Now, immediately I hear the objection: a stack is by its very nature something that changes. A stack is an abstract data type with the interface

void Push(T t);
T Pop();
bool IsEmpty { get; }

You push stuff onto it, you pop stuff off of it, it changes. How can it be immutable?

Every time you need to make a data structure immutable, you use basically the same trick: an operation which “changes” the data structure does so by constructing a new data structure. The original data structure stays the same.

How can that possibly be efficient? Surely we’ll be allocating memory all over the place! Well, actually, in this case, no. An immutable stack is every bit as efficient as a mutable stack. Even better: in some cases, it can be considerably more efficient, as we'll see.

Let’s start by defining an interface for our immutable structure. While we’re at it, we’ll fix a problem with the stack ADT above, namely that you cannot interrogate the stack without changing it. And we’ll make the stack enumerable just for the heck of it:

    public interface IStack<T> : IEnumerable<T>
    {
        IStack<T> Push(T value);
        IStack<T> Pop();
        T Peek();
        bool IsEmpty { get; }
    }

Pushing and popping give you back an entirely new stack, and Peek lets you look at the top of the stack without popping it.

Now let’s think about constructing one of these things here. Clearly if we have an existing stack we can construct a new one by pushing or popping it. But we have to start somewhere. Since every empty stack is the same, it seems sensible to have a singleton empty stack.

    public sealed class Stack<T> : IStack<T>
    {
        private sealed class EmptyStack : IStack<T>
        {
            public bool IsEmpty { get { return true; } }
            public T Peek() { throw new Exception("Empty stack"); }
            public IStack<T> Push(T value) { return new Stack<T>(value, this); }
            public IStack<T> Pop() { throw new Exception("Empty stack"); }
            public IEnumerator<T> GetEnumerator() { yield break; }
            IEnumerator IEnumerable.GetEnumerator() { return this.GetEnumerator(); }
        }
        private static readonly EmptyStack empty = new EmptyStack();
        public static IStack<T> Empty { get { return empty; } }
        private readonly T head;
        private readonly IStack<T> tail;
        private Stack(T head, IStack<T> tail)
        {
            this.head = head;
            this.tail = tail;
        }
        public bool IsEmpty { get { return false; } }
        public T Peek() { return head; }
        public IStack<T> Pop() { return tail; }
        public IStack<T> Push(T value) { return new Stack<T>(value, this); }
        public IEnumerator<T> GetEnumerator()
        {
            for(IStack<T> stack = this; !stack.IsEmpty ; stack = stack.Pop())
                yield return stack.Peek();
        }
        IEnumerator IEnumerable.GetEnumerator() {return this.GetEnumerator();}
    }

And now we can easily create stacks and push stuff onto them. Notice how the fact that we have immutability means that stacks with the same tail can share state, saving on memory:

IStack<int> s1 = Stack<int>.Empty;
IStack<int> s2 = s1.Push(10);
IStack<int> s3 = s2.Push(20);
IStack<int> s4 = s2.Push(30); // shares its tail with s3.

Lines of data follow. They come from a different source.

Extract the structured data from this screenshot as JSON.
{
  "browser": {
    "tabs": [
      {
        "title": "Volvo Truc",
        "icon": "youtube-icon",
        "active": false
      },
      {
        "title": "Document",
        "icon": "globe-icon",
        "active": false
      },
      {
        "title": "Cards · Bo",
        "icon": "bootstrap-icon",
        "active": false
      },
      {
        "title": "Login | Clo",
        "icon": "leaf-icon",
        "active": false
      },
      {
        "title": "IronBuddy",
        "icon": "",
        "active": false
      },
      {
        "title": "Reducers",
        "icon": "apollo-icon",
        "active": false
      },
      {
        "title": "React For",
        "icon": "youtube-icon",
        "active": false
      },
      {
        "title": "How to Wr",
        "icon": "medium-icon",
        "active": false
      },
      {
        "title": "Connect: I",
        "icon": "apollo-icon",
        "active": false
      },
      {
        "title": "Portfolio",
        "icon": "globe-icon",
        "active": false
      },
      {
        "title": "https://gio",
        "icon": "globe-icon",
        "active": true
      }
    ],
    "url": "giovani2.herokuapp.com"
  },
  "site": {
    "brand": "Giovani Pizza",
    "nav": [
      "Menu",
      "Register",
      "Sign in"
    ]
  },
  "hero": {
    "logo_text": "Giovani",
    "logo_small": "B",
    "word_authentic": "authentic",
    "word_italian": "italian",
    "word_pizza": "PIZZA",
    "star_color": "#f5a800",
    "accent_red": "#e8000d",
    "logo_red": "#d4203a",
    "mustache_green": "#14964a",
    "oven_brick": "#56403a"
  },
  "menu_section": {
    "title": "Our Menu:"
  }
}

Painless. Next time: a variant variation on this theme.

  • PingBack from http://msdnrss.thecoderblogs.com/2007/12/04/immutability-in-c-part-two-a-simple-immutable-stack/

  • Correct me if I'm wrong, but with this approach if I wanted to get the traditional behavior of Stack.Pop I would need to perform a Stack.Peek before Stack.Pop as the value (i.e. "head") is not part of the Stack returned by Stack.Pop. I find this odd, but maybe only due to how I've been programmed to think about a Stack.

  • TSHAK:

    That's true, but I can't imagine it could reasonably work any other way and still preserve immutability.

  • Any why is it the case that _looking_ at a data structure should _require_ you to change its contents? That has never made any sense to me.  

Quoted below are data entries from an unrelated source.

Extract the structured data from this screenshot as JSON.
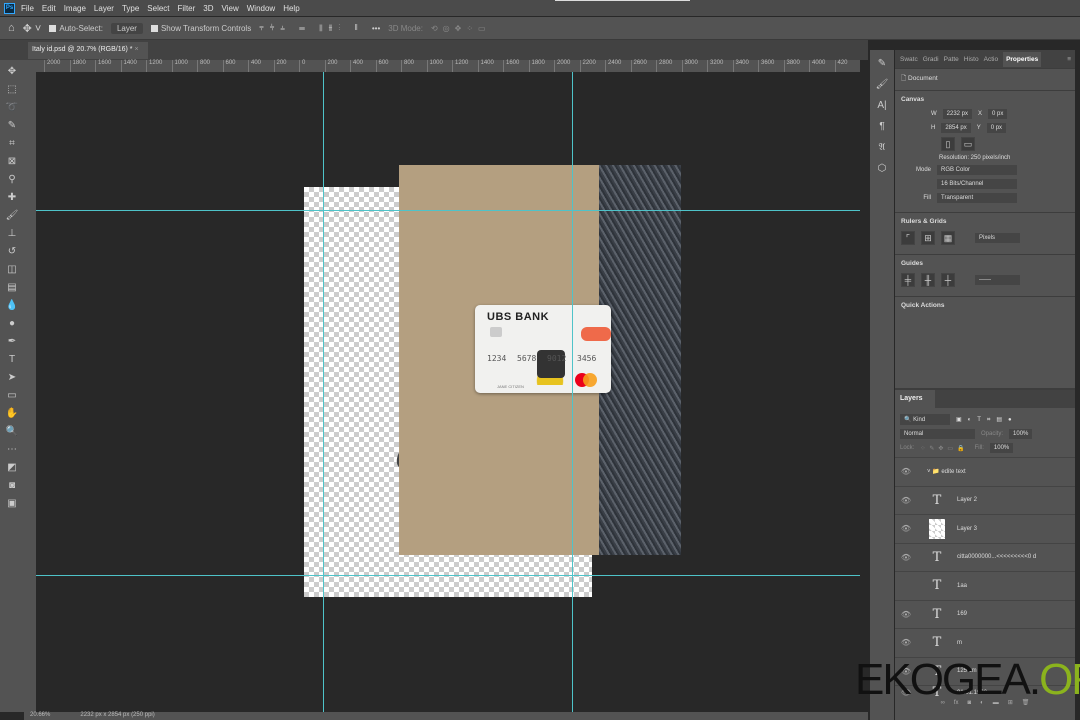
{
  "app": {
    "logo": "Ps"
  },
  "menu": [
    "File",
    "Edit",
    "Image",
    "Layer",
    "Type",
    "Select",
    "Filter",
    "3D",
    "View",
    "Window",
    "Help"
  ],
  "options": {
    "auto_select_label": "Auto-Select:",
    "auto_select_value": "Layer",
    "show_transform": "Show Transform Controls",
    "more": "•••",
    "mode_3d": "3D Mode:"
  },
  "document_tab": {
    "title": "Italy id.psd @ 20.7% (RGB/16) *",
    "close": "×"
  },
  "ruler_ticks": [
    "2000",
    "1800",
    "1600",
    "1400",
    "1200",
    "1000",
    "800",
    "600",
    "400",
    "200",
    "0",
    "200",
    "400",
    "600",
    "800",
    "1000",
    "1200",
    "1400",
    "1600",
    "1800",
    "2000",
    "2200",
    "2400",
    "2600",
    "2800",
    "3000",
    "3200",
    "3400",
    "3600",
    "3800",
    "4000",
    "420"
  ],
  "card": {
    "bank": "UBS BANK",
    "numbers": [
      "1234",
      "5678",
      "9012",
      "3456"
    ],
    "holder": "JANE CITIZEN"
  },
  "canvas_letter": "e",
  "status": {
    "zoom": "20.66%",
    "doc_info": "2232 px x 2854 px (250 ppi)"
  },
  "panel_tabs": [
    "Swatc",
    "Gradi",
    "Patte",
    "Histo",
    "Actio",
    "Properties"
  ],
  "properties": {
    "document_label": "Document",
    "canvas_header": "Canvas",
    "w_label": "W",
    "w_value": "2232 px",
    "x_label": "X",
    "x_value": "0 px",
    "h_label": "H",
    "h_value": "2854 px",
    "y_label": "Y",
    "y_value": "0 px",
    "resolution": "Resolution: 250 pixels/inch",
    "mode_label": "Mode",
    "mode_value": "RGB Color",
    "depth_value": "16 Bits/Channel",
    "fill_label": "Fill",
    "fill_value": "Transparent",
    "rulers_header": "Rulers & Grids",
    "units_value": "Pixels",
    "guides_header": "Guides",
    "quick_actions_header": "Quick Actions"
  },
  "layers": {
    "title": "Layers",
    "filter": "Kind",
    "blend": "Normal",
    "opacity_label": "Opacity:",
    "opacity_value": "100%",
    "lock_label": "Lock:",
    "fill_label": "Fill:",
    "fill_value": "100%",
    "items": [
      {
        "name": "edite text",
        "type": "group"
      },
      {
        "name": "Layer 2",
        "type": "text"
      },
      {
        "name": "Layer 3",
        "type": "image"
      },
      {
        "name": "citta0000000...<<<<<<<<<0 d",
        "type": "text"
      },
      {
        "name": "1aa",
        "type": "text",
        "hidden": true
      },
      {
        "name": "169",
        "type": "text"
      },
      {
        "name": "m",
        "type": "text"
      },
      {
        "name": "125 cm",
        "type": "text"
      },
      {
        "name": "01.01.1990",
        "type": "text"
      }
    ]
  },
  "watermark": {
    "main": "EKOGEA.",
    "accent": "ORG"
  },
  "colors": {
    "guide": "#4ec3c9",
    "accent": "#31a8ff",
    "watermark_green": "#8bb31d"
  }
}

  • That's the same behavior as the STL's stack class. Seems reasonable (and not at all unusual) to me.

  • Cool stuff.

    I'd make one change, from:

           private static readonly EmptyStack empty = new EmptyStack();

           public static IStack<T> Empty { get { return empty; } }

    to:

           public static IStack<T> Empty = new EmptyStack();

    As per:

           http://blogs.msdn.com/jaybaz_ms/archive/2004/04/29/123333.aspx

    Keep up the immutable fight! (whatever that means)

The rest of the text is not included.